А для него, очевидно, это было так просто и естественно задать подобный вопрос.
– Je n’en sais rien69, – ответила я тоном полнейшего безразличия.
– Пойдемте за мною наверх… по каменной лестнице.
Там все так же блестело, – стены коридора, двери, ручки дверей еще. Он отворил одну из комнат, где стояла только складная кровать, в углу сложенный матрац. Очевидно, только что отстроенный госпиталь был еще не весь окончательно устроен. Он пододвинул мне стул, сам сел на подоконник.
– Вы были больны?
– Когда получила письмо с этим известием…
– Вы потеряли сознание?
– Не помню, что со мною было…
– И с тех пор вы чувствуете себя хуже?
– Мне надо ехать в Россию, – сказала я, из всех сил стараясь овладеть собой и говорить внятно, но это не удалось, рыдания подступили к горлу, и я замолчала.
– Не можете? почему?
– Опять быть там… в своей семье… я не могу. Не знаю, что делать.
– Voyons, mademoiselle, que puis je faire pour vous? Etes-vous libre ce soir? a huit heures?70
– Oui, monsieur.
– Приходите сюда. Я расскажу вам, как надо ехать. По трамваю бульвара Port-Royal до вокзала Montparnasse, а там садитесь на трамвай St. Germain des Près – Vanves, сойдете на улице Лекурб… она пересекает Convention – а тут уже близко и госпиталь.

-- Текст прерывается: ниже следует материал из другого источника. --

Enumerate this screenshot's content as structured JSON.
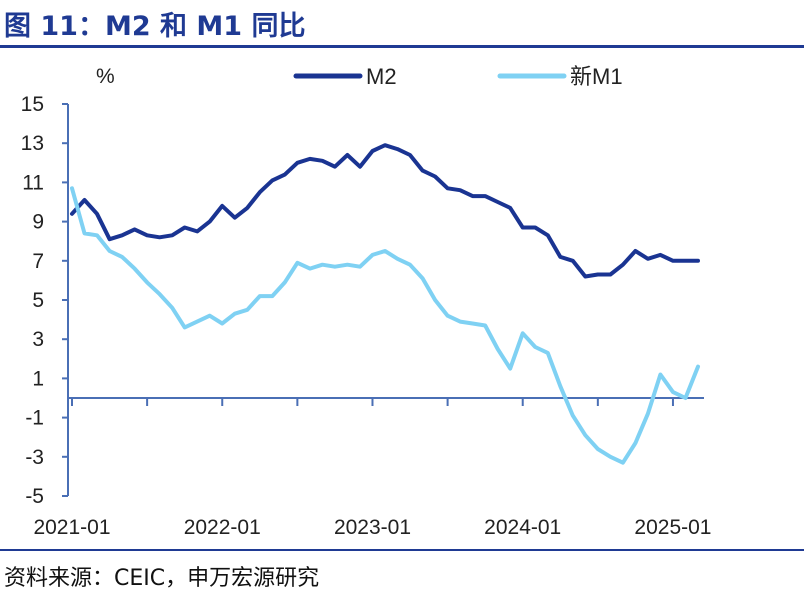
{
  "header": {
    "title": "图 11：M2 和 M1 同比"
  },
  "footer": {
    "source": "资料来源：CEIC，申万宏源研究"
  },
  "colors": {
    "title": "#1f3a93",
    "m2": "#1a3492",
    "m1": "#7fd1f3",
    "axis": "#4a6fb5"
  },
  "chart_data": {
    "type": "line",
    "ylabel": "%",
    "ylim": [
      -5,
      15
    ],
    "yticks": [
      15,
      13,
      11,
      9,
      7,
      5,
      3,
      1,
      -1,
      -3,
      -5
    ],
    "xtick_labels": [
      "2021-01",
      "2022-01",
      "2023-01",
      "2024-01",
      "2025-01"
    ],
    "x_start": "2021-01",
    "x_end": "2025-05",
    "legend_position": "top",
    "grid": false,
    "series": [
      {
        "name": "M2",
        "values": [
          9.4,
          10.1,
          9.4,
          8.1,
          8.3,
          8.6,
          8.3,
          8.2,
          8.3,
          8.7,
          8.5,
          9.0,
          9.8,
          9.2,
          9.7,
          10.5,
          11.1,
          11.4,
          12.0,
          12.2,
          12.1,
          11.8,
          12.4,
          11.8,
          12.6,
          12.9,
          12.7,
          12.4,
          11.6,
          11.3,
          10.7,
          10.6,
          10.3,
          10.3,
          10.0,
          9.7,
          8.7,
          8.7,
          8.3,
          7.2,
          7.0,
          6.2,
          6.3,
          6.3,
          6.8,
          7.5,
          7.1,
          7.3,
          7.0,
          7.0,
          7.0
        ]
      },
      {
        "name": "新M1",
        "values": [
          10.7,
          8.4,
          8.3,
          7.5,
          7.2,
          6.6,
          5.9,
          5.3,
          4.6,
          3.6,
          3.9,
          4.2,
          3.8,
          4.3,
          4.5,
          5.2,
          5.2,
          5.9,
          6.9,
          6.6,
          6.8,
          6.7,
          6.8,
          6.7,
          7.3,
          7.5,
          7.1,
          6.8,
          6.1,
          5.0,
          4.2,
          3.9,
          3.8,
          3.7,
          2.5,
          1.5,
          3.3,
          2.6,
          2.3,
          0.6,
          -0.9,
          -1.9,
          -2.6,
          -3.0,
          -3.3,
          -2.3,
          -0.8,
          1.2,
          0.3,
          0.0,
          1.6
        ]
      }
    ]
  }
}
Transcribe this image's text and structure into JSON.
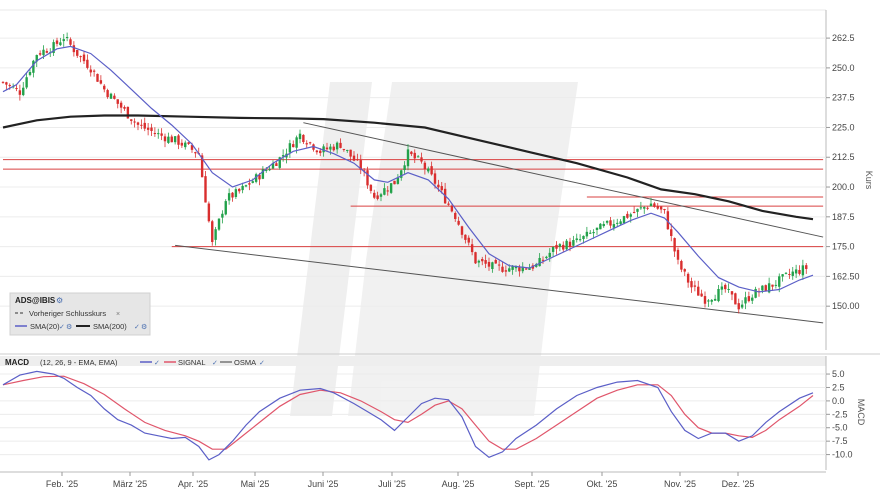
{
  "chart_data": [
    {
      "type": "candlestick",
      "legend": {
        "symbol": "ADS@IBIS",
        "previous_close": "Vorheriger Schlusskurs",
        "sma20": "SMA(20)",
        "sma200": "SMA(200)"
      },
      "ylabel": "Kurs",
      "ylim": [
        140,
        268
      ],
      "yticks": [
        "262.5",
        "250.0",
        "237.5",
        "225.0",
        "212.5",
        "200.0",
        "187.5",
        "175.0",
        "162.50",
        "150.00"
      ],
      "xticks": [
        "Feb. '25",
        "März '25",
        "Apr. '25",
        "Mai '25",
        "Juni '25",
        "Juli '25",
        "Aug. '25",
        "Sept. '25",
        "Okt. '25",
        "Nov. '25",
        "Dez. '25"
      ],
      "close_path": [
        [
          0,
          244
        ],
        [
          5,
          240
        ],
        [
          10,
          256
        ],
        [
          15,
          259
        ],
        [
          18,
          263
        ],
        [
          22,
          256
        ],
        [
          26,
          250
        ],
        [
          30,
          241
        ],
        [
          34,
          235
        ],
        [
          40,
          226
        ],
        [
          46,
          222
        ],
        [
          52,
          219
        ],
        [
          58,
          214
        ],
        [
          62,
          176
        ],
        [
          66,
          195
        ],
        [
          70,
          198
        ],
        [
          76,
          205
        ],
        [
          82,
          212
        ],
        [
          88,
          222
        ],
        [
          94,
          215
        ],
        [
          100,
          218
        ],
        [
          106,
          208
        ],
        [
          110,
          196
        ],
        [
          116,
          202
        ],
        [
          120,
          214
        ],
        [
          124,
          210
        ],
        [
          128,
          202
        ],
        [
          134,
          188
        ],
        [
          140,
          169
        ],
        [
          146,
          166
        ],
        [
          152,
          166
        ],
        [
          158,
          167
        ],
        [
          164,
          175
        ],
        [
          170,
          177
        ],
        [
          176,
          182
        ],
        [
          182,
          186
        ],
        [
          188,
          190
        ],
        [
          192,
          193
        ],
        [
          196,
          189
        ],
        [
          200,
          168
        ],
        [
          204,
          158
        ],
        [
          208,
          153
        ],
        [
          214,
          157
        ],
        [
          218,
          150
        ],
        [
          222,
          155
        ],
        [
          228,
          159
        ],
        [
          234,
          164
        ],
        [
          238,
          166
        ],
        [
          240,
          159
        ]
      ],
      "sma20_path": [
        [
          0,
          240
        ],
        [
          4,
          243
        ],
        [
          10,
          253
        ],
        [
          16,
          258
        ],
        [
          20,
          259
        ],
        [
          26,
          256
        ],
        [
          32,
          249
        ],
        [
          38,
          241
        ],
        [
          44,
          233
        ],
        [
          50,
          226
        ],
        [
          56,
          218
        ],
        [
          62,
          206
        ],
        [
          68,
          200
        ],
        [
          74,
          203
        ],
        [
          80,
          210
        ],
        [
          86,
          215
        ],
        [
          92,
          217
        ],
        [
          98,
          214
        ],
        [
          104,
          210
        ],
        [
          110,
          203
        ],
        [
          114,
          202
        ],
        [
          120,
          206
        ],
        [
          126,
          203
        ],
        [
          132,
          195
        ],
        [
          138,
          183
        ],
        [
          144,
          172
        ],
        [
          150,
          167
        ],
        [
          156,
          166
        ],
        [
          162,
          170
        ],
        [
          168,
          174
        ],
        [
          174,
          178
        ],
        [
          180,
          182
        ],
        [
          186,
          186
        ],
        [
          192,
          189
        ],
        [
          196,
          187
        ],
        [
          200,
          181
        ],
        [
          206,
          171
        ],
        [
          212,
          162
        ],
        [
          218,
          158
        ],
        [
          224,
          156
        ],
        [
          230,
          157
        ],
        [
          236,
          161
        ],
        [
          240,
          163
        ]
      ],
      "sma200_path": [
        [
          0,
          225
        ],
        [
          10,
          228
        ],
        [
          20,
          229.5
        ],
        [
          30,
          230
        ],
        [
          40,
          230
        ],
        [
          55,
          229.5
        ],
        [
          70,
          229
        ],
        [
          85,
          228.8
        ],
        [
          95,
          228.5
        ],
        [
          110,
          227
        ],
        [
          125,
          225
        ],
        [
          140,
          220
        ],
        [
          155,
          215
        ],
        [
          170,
          210
        ],
        [
          185,
          204
        ],
        [
          195,
          199
        ],
        [
          205,
          197
        ],
        [
          215,
          194
        ],
        [
          225,
          190
        ],
        [
          235,
          187.5
        ],
        [
          240,
          186.5
        ]
      ],
      "trendlines": [
        {
          "from": [
            89,
            227
          ],
          "to": [
            243,
            179
          ]
        },
        {
          "from": [
            51,
            175.5
          ],
          "to": [
            243,
            143
          ]
        }
      ],
      "horizontal_levels": [
        {
          "value": 211.5,
          "from": 0,
          "to": 243
        },
        {
          "value": 207.5,
          "from": 0,
          "to": 243
        },
        {
          "value": 195.8,
          "from": 173,
          "to": 243
        },
        {
          "value": 192.0,
          "from": 103,
          "to": 243
        },
        {
          "value": 175.0,
          "from": 50,
          "to": 243
        }
      ]
    },
    {
      "type": "line",
      "legend": {
        "title": "MACD",
        "params": "(12, 26, 9 - EMA, EMA)",
        "signal": "SIGNAL",
        "osma": "OSMA"
      },
      "ylabel": "MACD",
      "ylim": [
        -12.5,
        6.5
      ],
      "yticks": [
        "5.0",
        "2.5",
        "0.0",
        "-2.5",
        "-5.0",
        "-7.5",
        "-10.0"
      ],
      "series": [
        {
          "name": "MACD",
          "color": "#5b5fc7",
          "points": [
            [
              0,
              3.0
            ],
            [
              5,
              4.8
            ],
            [
              10,
              5.5
            ],
            [
              15,
              5.0
            ],
            [
              18,
              4.2
            ],
            [
              22,
              2.5
            ],
            [
              26,
              1.0
            ],
            [
              30,
              -1.5
            ],
            [
              34,
              -3.5
            ],
            [
              38,
              -4.5
            ],
            [
              42,
              -6.0
            ],
            [
              46,
              -6.5
            ],
            [
              50,
              -7.0
            ],
            [
              54,
              -6.8
            ],
            [
              58,
              -8.5
            ],
            [
              61,
              -11.0
            ],
            [
              64,
              -10.0
            ],
            [
              68,
              -7.5
            ],
            [
              72,
              -4.5
            ],
            [
              76,
              -2.0
            ],
            [
              82,
              0.5
            ],
            [
              88,
              2.0
            ],
            [
              94,
              2.3
            ],
            [
              98,
              1.5
            ],
            [
              104,
              -0.5
            ],
            [
              108,
              -2.0
            ],
            [
              112,
              -3.5
            ],
            [
              116,
              -5.5
            ],
            [
              120,
              -3.0
            ],
            [
              124,
              -0.5
            ],
            [
              128,
              0.5
            ],
            [
              132,
              0.2
            ],
            [
              136,
              -3.0
            ],
            [
              140,
              -8.5
            ],
            [
              144,
              -10.5
            ],
            [
              148,
              -9.5
            ],
            [
              152,
              -7.0
            ],
            [
              158,
              -4.5
            ],
            [
              164,
              -1.5
            ],
            [
              170,
              1.0
            ],
            [
              176,
              2.5
            ],
            [
              182,
              3.5
            ],
            [
              188,
              3.8
            ],
            [
              194,
              2.5
            ],
            [
              198,
              -2.0
            ],
            [
              202,
              -5.5
            ],
            [
              206,
              -7.0
            ],
            [
              210,
              -6.0
            ],
            [
              214,
              -6.0
            ],
            [
              218,
              -7.5
            ],
            [
              222,
              -6.5
            ],
            [
              226,
              -4.0
            ],
            [
              230,
              -2.0
            ],
            [
              236,
              0.5
            ],
            [
              240,
              1.5
            ]
          ]
        },
        {
          "name": "SIGNAL",
          "color": "#e0566b",
          "points": [
            [
              0,
              3.0
            ],
            [
              6,
              3.8
            ],
            [
              12,
              4.5
            ],
            [
              18,
              4.6
            ],
            [
              24,
              3.2
            ],
            [
              30,
              1.2
            ],
            [
              36,
              -1.5
            ],
            [
              42,
              -4.0
            ],
            [
              48,
              -5.5
            ],
            [
              54,
              -6.5
            ],
            [
              58,
              -7.5
            ],
            [
              62,
              -9.0
            ],
            [
              66,
              -9.0
            ],
            [
              70,
              -7.0
            ],
            [
              76,
              -4.0
            ],
            [
              82,
              -1.0
            ],
            [
              88,
              1.2
            ],
            [
              94,
              2.0
            ],
            [
              100,
              1.5
            ],
            [
              106,
              0.0
            ],
            [
              112,
              -2.0
            ],
            [
              116,
              -3.5
            ],
            [
              120,
              -4.0
            ],
            [
              124,
              -2.5
            ],
            [
              128,
              -0.8
            ],
            [
              132,
              0.0
            ],
            [
              136,
              -1.5
            ],
            [
              140,
              -4.5
            ],
            [
              144,
              -7.5
            ],
            [
              148,
              -9.0
            ],
            [
              152,
              -9.0
            ],
            [
              158,
              -7.0
            ],
            [
              164,
              -4.5
            ],
            [
              170,
              -2.0
            ],
            [
              176,
              0.5
            ],
            [
              182,
              2.0
            ],
            [
              188,
              3.0
            ],
            [
              194,
              3.0
            ],
            [
              198,
              1.0
            ],
            [
              202,
              -2.5
            ],
            [
              206,
              -5.0
            ],
            [
              210,
              -6.0
            ],
            [
              214,
              -6.0
            ],
            [
              218,
              -6.5
            ],
            [
              222,
              -6.8
            ],
            [
              226,
              -5.5
            ],
            [
              230,
              -3.5
            ],
            [
              236,
              -1.0
            ],
            [
              240,
              1.0
            ]
          ]
        }
      ]
    }
  ]
}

– А я приехала сюда на пароходе.
– Это из Сальпетриера? слишком далекий путь. Так приходите в восемь часов вечера. До свиданья.
Я поехала к себе домой. И ровно в восемь часов была уже на бульваре Port-Royal. Трамвай St. Germain des Près был переполнен. Пришлось ждать. На этот раз ехала недолго – сравнительно с пароходом – минут через двадцать была уже на улице Лекурб.
Опять консьерж, опять вопрос: Вы куда?
– Monsieur Lencelet71.
– La première porte à gauche, au premier72.
Я позвонила. Дверь отворила горничная, такая же чистенькая, свеженькая, как и весь госпиталь.
– Monsieur Lencelet?
– Он сейчас выйдет.
И действительно он тотчас же взошел в коридор.
– Bonsoir, mademoiselle. Пойдемте за мной.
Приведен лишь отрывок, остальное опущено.